Imaginemos que temos dois referenciais {S} e {S'} cujas origens coincidem no instante de tempo que convencionámos tomar como origem do tempo. Para além disso {S'} move-se com uma velocidade {\vec{v}_0} relativamente a {S}.

transformacaogalileu

Pela adição de vectores é {\vec{v}_0 t+\vec{r}'=\vec{r}} que podemos escrever na forma de componentes:

{\begin{aligned} x' & = & x-v_{0x}t\\ y' & = & y-v_{0y}t\\ z' & = & z-v_{0z}t \end{aligned}}

Derivando as anteriores equações em ordem ao tempo

{\begin{aligned} v'_x & = & v_x-v_{0x}\\ v'_y & = & v_y-v_{0y}\\ v'_z & = & v_z-v_{0z} \end{aligned}}

As transformações de Galileu são equivalentes à afirmação que a forma das equações da Mecânica não depende do referencial inercial que se escolhe para estudar o movimento.

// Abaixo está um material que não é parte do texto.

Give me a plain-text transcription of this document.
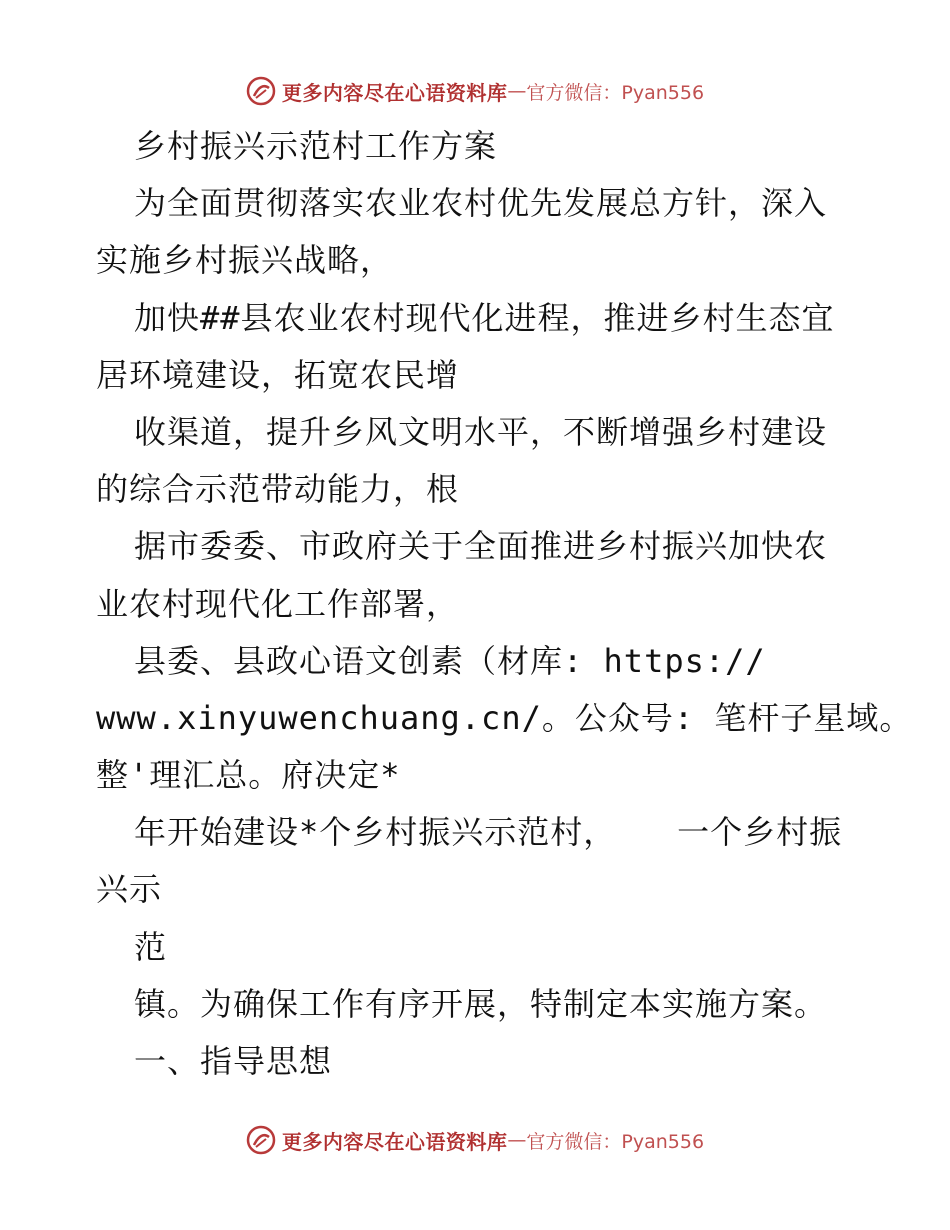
更多内容尽在心语资料库 — 官方微信：Pyan556
乡村振兴示范村工作方案
为全面贯彻落实农业农村优先发展总方针，深入
实施乡村振兴战略，
加快##县农业农村现代化进程，推进乡村生态宜
居环境建设，拓宽农民增
收渠道，提升乡风文明水平，不断增强乡村建设
的综合示范带动能力，根
据市委委、市政府关于全面推进乡村振兴加快农
业农村现代化工作部署，
县委、县政心语文创素（材库: https://
www.xinyuwenchuang.cn/。公众号: 笔杆子星域。
整'理汇总。府决定*
年开始建设*个乡村振兴示范村，   一个乡村振
兴示
范
镇。为确保工作有序开展，特制定本实施方案。
一、指导思想
更多内容尽在心语资料库 — 官方微信：Pyan556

— 2.3.3. Movimento circular —

Uma vez que a velocidade é uma grandeza vectorial uma partícula diz-se acelerada não só quando a velocidade varia em módulo mas também quando varia em direcção.

Para o movimento ser circular tem que existir uma força que se chama força radial, { \vec{F}_r }, que em todos os pontos da trajectória da partícula tem a direcção do centro. Esta força causa uma aceleração radial, também chamada centrípeta, cuja expressão matemática é {a_c=v^2/r}.

A aceleração responsável pela variação da velocidade em módulo é a aceleração tangencial, {a_t}.

— 2.4. Campo Gravítico —

A lei da gravitação universal diz que todas as partículas do Universo atraem todas as outras partículas do Universo com uma força que é inversamente proporcional ao quadrado da distância que as separa e directamente proporcional ao produto das suas massas.

Enunciada desta forma esta lei tem o problema de implicar que a interacção gravítica é instantânea. Para solucionarmos este problema vamos apresentar a gravidade como sendo um propriedade emergente de um campo.

Definição 16 Campo Gravítico: Campo vectorial, {\vec{g}}, criado por um corpo de massa {m_1} em todos os pontos do espaço (excepto no ponto onde se encontra) que é responsável pela interacção gravítica.

\displaystyle \vec{g}=G\frac{m_1}{r^2}\hat{r} \ \ \ \ \ (10)

Quando uma partícula de massa {m_2} é colocada num ponto do espaço onde existe um campo gravítico {\vec{g}} a partícula interage com este campo gravítico. Ao interagir com o campo gravítico a partícula de massa {m_2} fica sob a acção de uma força {\vec{F}_g} cuja expressão matemática é

\displaystyle \vec{F}_g=\vec{g}m_2=G \frac{m_1 m_2}{r^2}\hat{r} \ \ \ \ \ (11)

Onde {\hat{r}} é um vector unitário com a direcção da recta que une as duas partículas e com sentido a apontar para {m_1}.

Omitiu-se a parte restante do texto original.